Carla Moore
BFA in Photography
Carla Moore was born and raised in Washington, DC and moved to the Eastern Shore of Maryland in late 2012, where her love of Photography was born. With nothing but a camera, God, and time she walked aimlessly around the streets and parks of her new home in an effort to learn more about how to wield her weapon: a point-and-shoot Fujifilm camera. She is currently finishing her courses at Salisbury University for a B.F.A. in Studio Arts with a track in Photography. She has taken as many design courses as photography courses and its influence is seen in her most recent work.
Her time at SU has birthed a desire in her to not only tell a story in her work but to also live outside of the rules of art. While Carla’s focus is photography, she utilizes most mediums in her work. It’s not uncommon to see a photographic print drawn on with crayon, or a photo manipulated in post-processing to include some sort of graphic design elements. The perfect portrait isn’t seen as the ending but rather the beginning of many possibilities.
It’s already been said that Carla prefers to tell a message in her work but what hasn’t been said is that the message is often hidden in small details. A single teardrop in a page full of candy, an array of ominous black squares in the sky, there is often more present than what greets the casual viewer. Carla creates a world outside of this present reality, in which the viewer must take time to explore to reach the hidden message. Much like she roamed the streets and parks, her viewers are invited to roam her images. In a sense, viewers are invited to roam the deep crevices of her mind. The work is not meant to be causally viewed, rather every partaker is encouraged to become curator if only but for a moment. What else do you see can be repeatedly asked?
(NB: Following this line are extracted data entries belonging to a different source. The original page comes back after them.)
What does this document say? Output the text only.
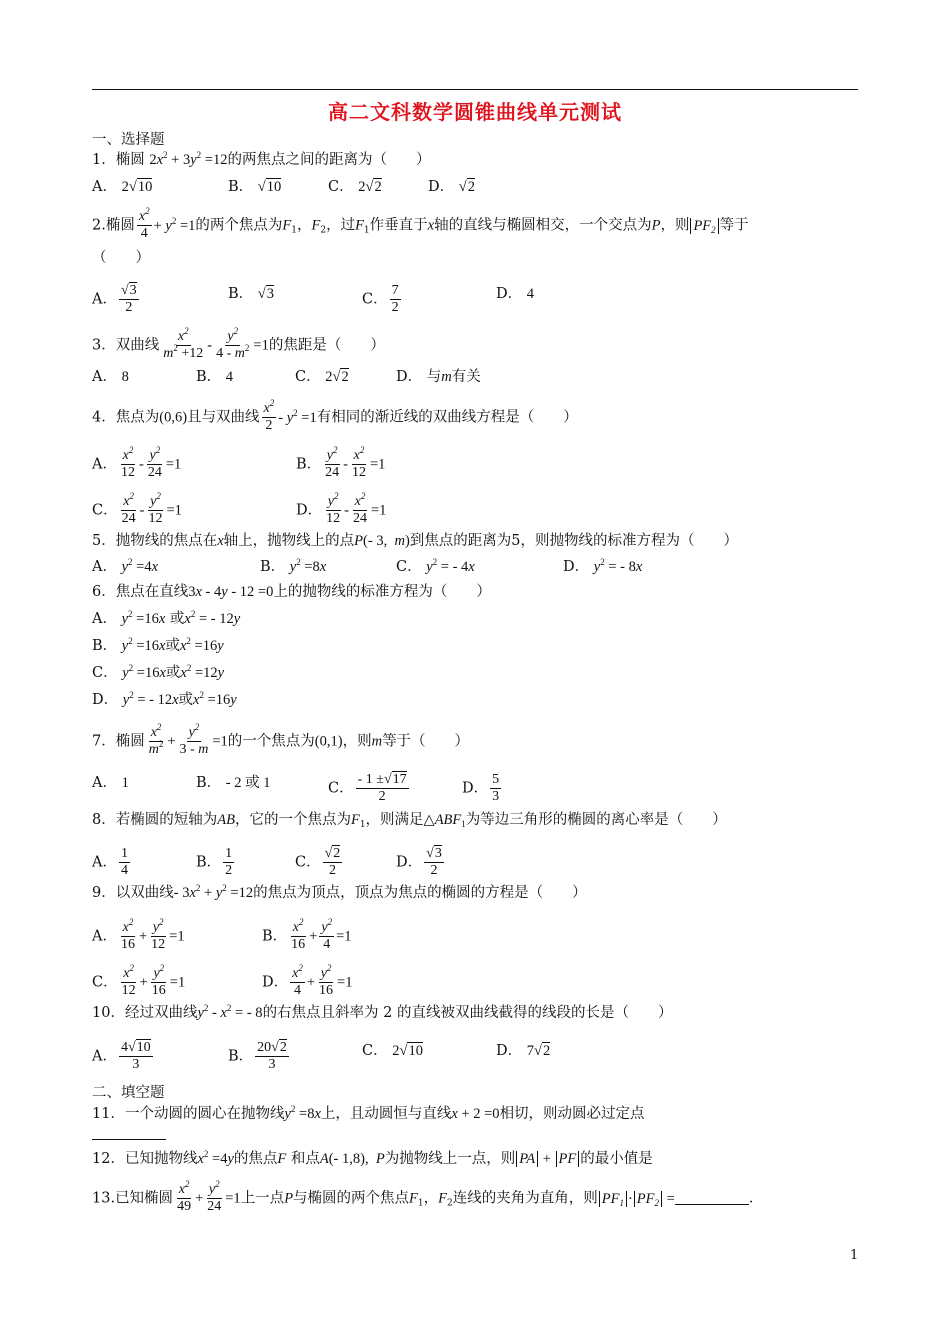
高二文科数学圆锥曲线单元测试
一、选择题
1．椭圆 $2x^2 + 3y^2 =12$的两焦点之间的距离为（　　）
A． 2√10	B． √10	C． 2√2	D． √2
2.椭圆 $\frac{x^2}{4} + y^2 =1$的两个焦点为$F_1$，$F_2$，过$F_1$作垂直于x轴的直线与椭圆相交，一个交点为P，则 $PF_2$ 等于
（　　）
A． $\frac{√3}{2}$	B． √3	C． $\frac{7}{2}$	D． 4
3．双曲线 $\frac{x^2}{m^2 +12} - \frac{y^2}{4 - m^2} =1$的焦距是（　　）
A． 8	B． 4	C． 2√2	D． 与m有关
4．焦点为(0,6)且与双曲线 $\frac{x^2}{2} - y^2 =1$有相同的渐近线的双曲线方程是（　　）
A． $\frac{x^2}{12} - \frac{y^2}{24} =1$	B． $\frac{y^2}{24} - \frac{x^2}{12} =1$
C． $\frac{x^2}{24} - \frac{y^2}{12} =1$	D． $\frac{y^2}{12} - \frac{x^2}{24} =1$
5．抛物线的焦点在x轴上，抛物线上的点P(- 3,  m)到焦点的距离为5，则抛物线的标准方程为（　　）
A． $y^2 =4x$	B． $y^2 =8x$	C． $y^2$ = - 4x	D． $y^2$ = - 8x
6．焦点在直线3x - 4y - 12 =0上的抛物线的标准方程为（　　）
A． $y^2 =16x$ 或$x^2$ = - 12y
B． $y^2 =16x$或$x^2 =16y$
C． $y^2 =16x$或$x^2 =12y$
D． $y^2$ = - 12x或$x^2 =16y$
7．椭圆 $\frac{x^2}{m^2} + \frac{y^2}{3 - m} =1$的一个焦点为(0,1)，则m等于（　　）
A． 1	B． - 2 或 1	C． $\frac{- 1 \pm√17}{2}$	D． $\frac{5}{3}$
8．若椭圆的短轴为AB，它的一个焦点为$F_1$，则满足$\triangle ABF_1$为等边三角形的椭圆的离心率是（　　）
A． $\frac{1}{4}$	B． $\frac{1}{2}$	C． $\frac{√2}{2}$	D． $\frac{√3}{2}$
9．以双曲线- $3x^2 + y^2 =12$的焦点为顶点，顶点为焦点的椭圆的方程是（　　）
A． $\frac{x^2}{16} + \frac{y^2}{12} =1$	B． $\frac{x^2}{16} + \frac{y^2}{4} =1$
C． $\frac{x^2}{12} + \frac{y^2}{16} =1$	D． $\frac{x^2}{4} + \frac{y^2}{16} =1$
10．经过双曲线$y^2 - x^2$ = - 8的右焦点且斜率为 2 的直线被双曲线截得的线段的长是（　　）
A． $\frac{4√10}{3}$	B． $\frac{20√2}{3}$	C． 2√10	D． 7√2
二、填空题
11．一个动圆的圆心在抛物线$y^2 =8x$上，且动圆恒与直线x + 2 =0相切，则动圆必过定点
12．已知抛物线$x^2 =4y$的焦点F 和点A(- 1,8),  P为抛物线上一点，则 PA + PF 的最小值是
13.已知椭圆 $\frac{x^2}{49} + \frac{y^2}{24} =1$上一点P与椭圆的两个焦点$F_1$，$F_2$连线的夹角为直角，则 $PF_1 \cdot PF_2$ =	．
1
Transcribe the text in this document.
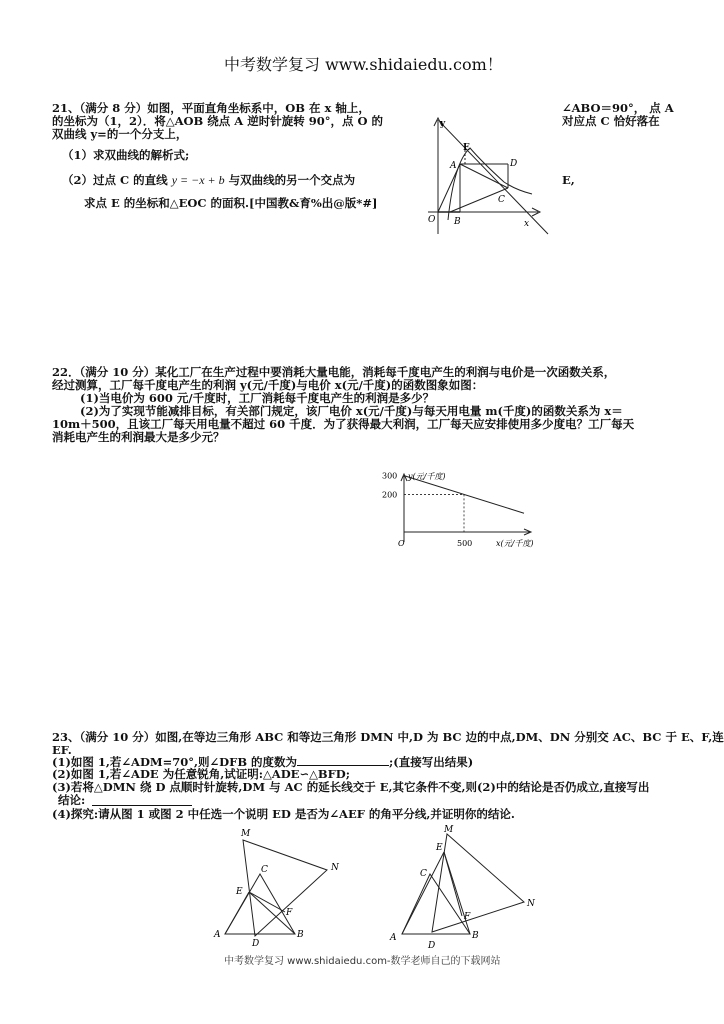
中考数学复习 www.shidaiedu.com！
21、（满分 8 分）如图，平面直角坐标系中，OB 在 x 轴上，	∠ABO＝90°， 点 A
的坐标为（1，2）．将△AOB 绕点 A 逆时针旋转 90°，点 O 的	对应点 C 恰好落在
双曲线 y=的一个分支上，
（1）求双曲线的解析式;
（2）过点 C 的直线 y = −x + b 与双曲线的另一个交点为	E,
求点 E 的坐标和△EOC 的面积.[中国教&育%出@版*#]
y
E
A	D
C
O B	x
22．（满分 10 分）某化工厂在生产过程中要消耗大量电能，消耗每千度电产生的利润与电价是一次函数关系，
经过测算，工厂每千度电产生的利润 y(元/千度)与电价 x(元/千度)的函数图象如图：
(1)当电价为 600 元/千度时，工厂消耗每千度电产生的利润是多少？
(2)为了实现节能减排目标，有关部门规定，该厂电价 x(元/千度)与每天用电量 m(千度)的函数关系为 x＝
10m＋500，且该工厂每天用电量不超过 60 千度．为了获得最大利润，工厂每天应安排使用多少度电？工厂每天
消耗电产生的利润最大是多少元？
y(元/千度)
300
200
O	500	x(元/千度)
23、（满分 10 分）如图,在等边三角形 ABC 和等边三角形 DMN 中,D 为 BC 边的中点,DM、DN 分别交 AC、BC 于 E、F,连
EF.
(1)如图 1,若∠ADM=70°,则∠DFB 的度数为	;(直接写出结果)
(2)如图 1,若∠ADE 为任意锐角,试证明:△ADE∽△BFD;
(3)若将△DMN 绕 D 点顺时针旋转,DM 与 AC 的延长线交于 E,其它条件不变,则(2)中的结论是否仍成立,直接写出
结论:
(4)探究:请从图 1 或图 2 中任选一个说明 ED 是否为∠AEF 的角平分线,并证明你的结论.
M
N
C
E
F
A
D
B
M
E
C
N
F
A	B
D
中考数学复习 www.shidaiedu.com-数学老师自己的下载网站
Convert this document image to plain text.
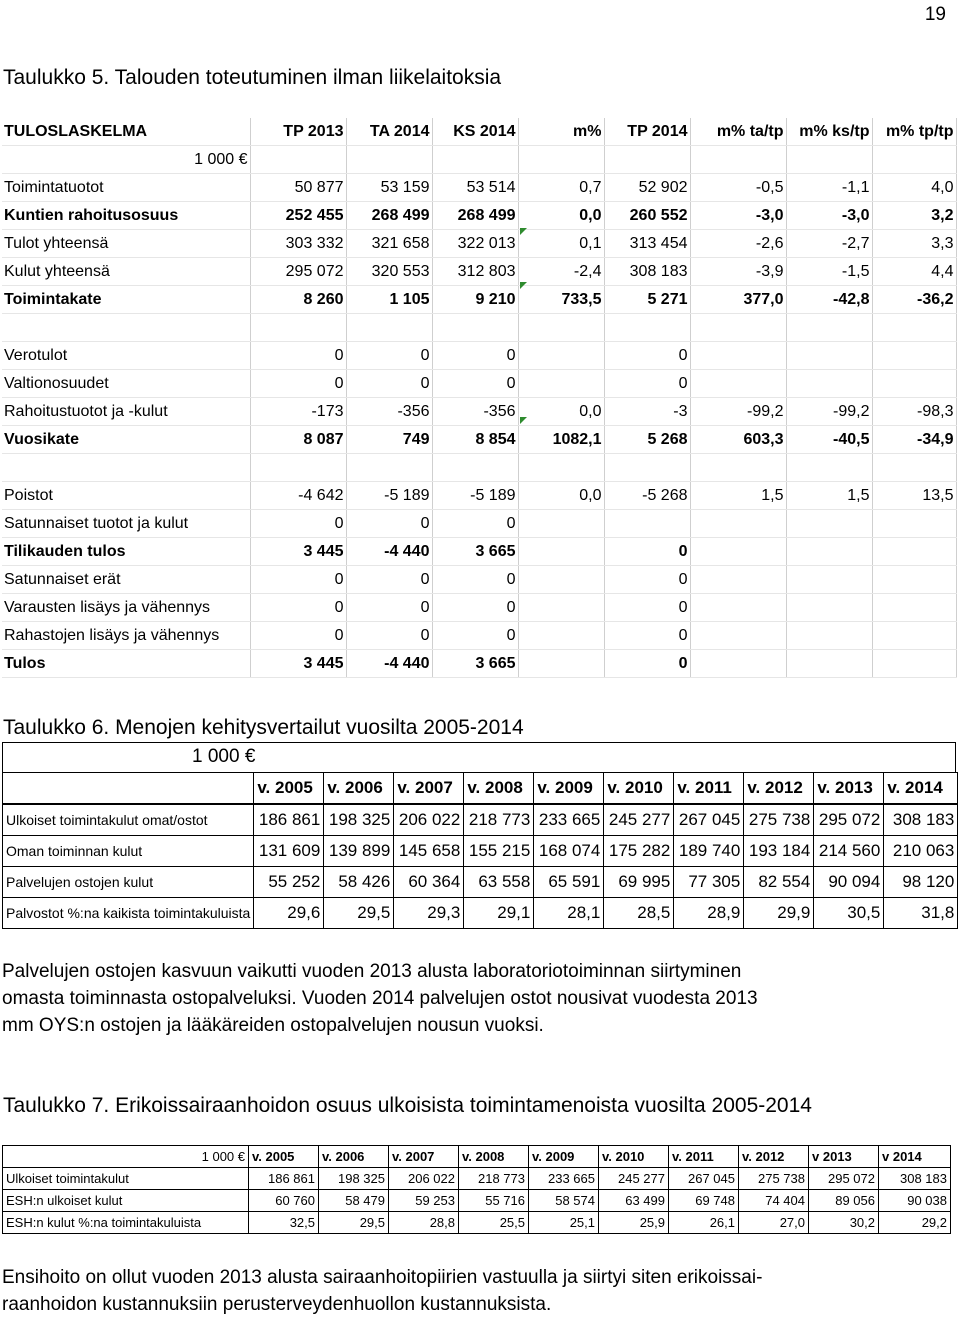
19
Taulukko 5. Talouden toteutuminen ilman liikelaitoksia
TULOSLASKELMA	TP 2013	TA 2014	KS 2014	m%	TP 2014	m% ta/tp	m% ks/tp	m% tp/tp
1 000 €								
Toimintatuotot	50 877	53 159	53 514	0,7	52 902	-0,5	-1,1	4,0
Kuntien rahoitusosuus	252 455	268 499	268 499	0,0	260 552	-3,0	-3,0	3,2
Tulot yhteensä	303 332	321 658	322 013	0,1	313 454	-2,6	-2,7	3,3
Kulut yhteensä	295 072	320 553	312 803	-2,4	308 183	-3,9	-1,5	4,4
Toimintakate	8 260	1 105	9 210	733,5	5 271	377,0	-42,8	-36,2

Verotulot	0	0	0		0			
Valtionosuudet	0	0	0		0			
Rahoitustuotot ja -kulut	-173	-356	-356	0,0	-3	-99,2	-99,2	-98,3
Vuosikate	8 087	749	8 854	1082,1	5 268	603,3	-40,5	-34,9

Poistot	-4 642	-5 189	-5 189	0,0	-5 268	1,5	1,5	13,5
Satunnaiset tuotot ja kulut	0	0	0					
Tilikauden tulos	3 445	-4 440	3 665		0			
Satunnaiset erät	0	0	0		0			
Varausten lisäys ja vähennys	0	0	0		0			
Rahastojen lisäys ja vähennys	0	0	0		0			
Tulos	3 445	-4 440	3 665		0			
Taulukko 6. Menojen kehitysvertailut vuosilta 2005-2014
1 000 €
	v. 2005	v. 2006	v. 2007	v. 2008	v. 2009	v. 2010	v. 2011	v. 2012	v. 2013	v. 2014
Ulkoiset toimintakulut omat/ostot	186 861	198 325	206 022	218 773	233 665	245 277	267 045	275 738	295 072	308 183
Oman toiminnan kulut	131 609	139 899	145 658	155 215	168 074	175 282	189 740	193 184	214 560	210 063
Palvelujen ostojen kulut	55 252	58 426	60 364	63 558	65 591	69 995	77 305	82 554	90 094	98 120
Palvostot %:na kaikista toimintakuluista	29,6	29,5	29,3	29,1	28,1	28,5	28,9	29,9	30,5	31,8
Palvelujen ostojen kasvuun vaikutti vuoden 2013 alusta laboratoriotoiminnan siirtyminen
omasta toiminnasta ostopalveluksi. Vuoden 2014 palvelujen ostot nousivat vuodesta 2013
mm OYS:n ostojen ja lääkäreiden ostopalvelujen nousun vuoksi.
Taulukko 7. Erikoissairaanhoidon osuus ulkoisista toimintamenoista vuosilta 2005-2014
1 000 €	v. 2005	v. 2006	v. 2007	v. 2008	v. 2009	v. 2010	v. 2011	v. 2012	v 2013	v 2014
Ulkoiset toimintakulut	186 861	198 325	206 022	218 773	233 665	245 277	267 045	275 738	295 072	308 183
ESH:n ulkoiset kulut	60 760	58 479	59 253	55 716	58 574	63 499	69 748	74 404	89 056	90 038
ESH:n kulut %:na toimintakuluista	32,5	29,5	28,8	25,5	25,1	25,9	26,1	27,0	30,2	29,2
Ensihoito on ollut vuoden 2013 alusta sairaanhoitopiirien vastuulla ja siirtyi siten erikoissai-
raanhoidon kustannuksiin perusterveydenhuollon kustannuksista.
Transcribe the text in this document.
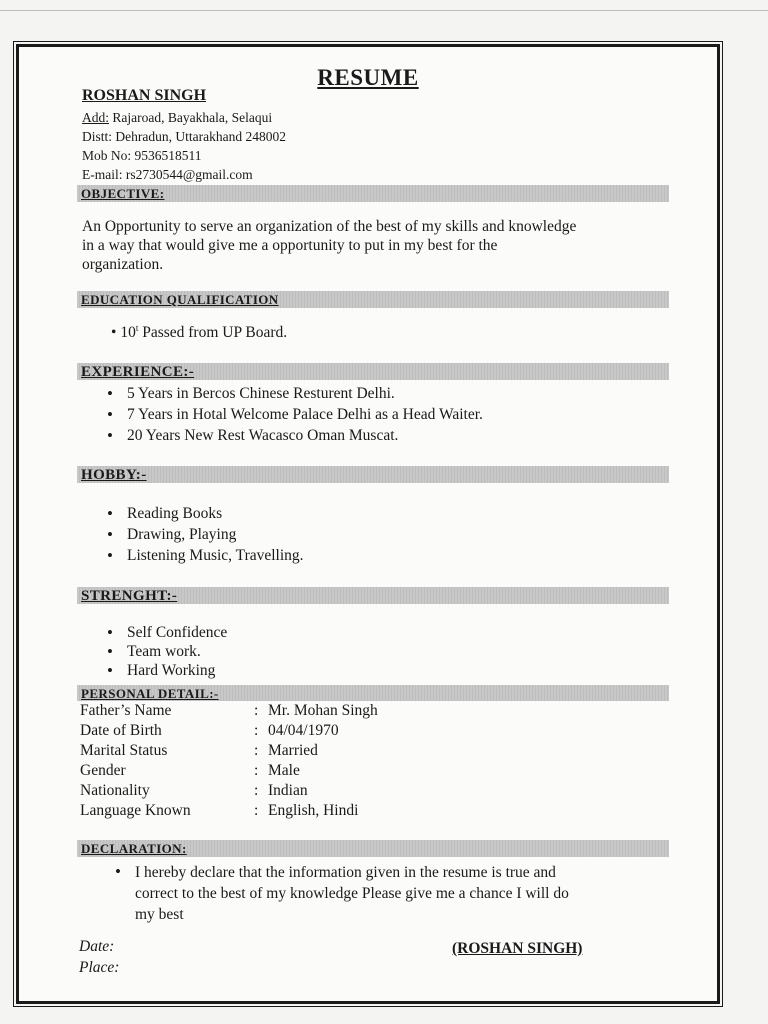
RESUME
ROSHAN SINGH
Add: Rajaroad, Bayakhala, Selaqui
Distt: Dehradun, Uttarakhand 248002
Mob No: 9536518511
E-mail: rs2730544@gmail.com
OBJECTIVE:
An Opportunity to serve an organization of the best of my skills and knowledge
in a way that would give me a opportunity to put in my best for the
organization.
EDUCATION QUALIFICATION
• 10$^t$ Passed from UP Board.
EXPERIENCE:-
• 5 Years in Bercos Chinese Resturent Delhi.
• 7 Years in Hotal Welcome Palace Delhi as a Head Waiter.
• 20 Years New Rest Wacasco Oman Muscat.
HOBBY:-
• Reading Books
• Drawing, Playing
• Listening Music, Travelling.
STRENGHT:-
• Self Confidence
• Team work.
• Hard Working
PERSONAL DETAIL:-
Father’s Name	: Mr. Mohan Singh
Date of Birth	: 04/04/1970
Marital Status	: Married
Gender	: Male
Nationality	: Indian
Language Known	: English, Hindi
DECLARATION:
• I hereby declare that the information given in the resume is true and
correct to the best of my knowledge Please give me a chance I will do
my best
Date:
Place:
(ROSHAN SINGH)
Any viewer that accepts her invitation to roam her artwork, finds themselves in one of two places: at the feet of a vulnerable young girl traversing her own path of healing, or at the end of an unexpected disappearing path, as the artist avoids the weight of various traumas that she has experienced. There is often much left unsaid, and only left to be imagined. However, this is part of the experience. It is up to the viewer to reach the truth behind the different works of art once the visual cues of the piece have ceased. Where have you been led? Where have you been taken? While the artist may only hint at some things, she’s left the door open for the viewer to insert their truth. Her experience, her memory, at some point in viewing, becomes your experience and your memory.
As of late, Carla’s work highlights the view of the black male. She shows him as beautiful creation of God rather than the stereotypes he’s so often and so long been defined by. She doesn’t stop with racism. She challenges the black man in how he views himself or rather challenges the way he feels he can’t be viewed and this is challenge is what serves as the inspiration for her show More Than a Hashtag.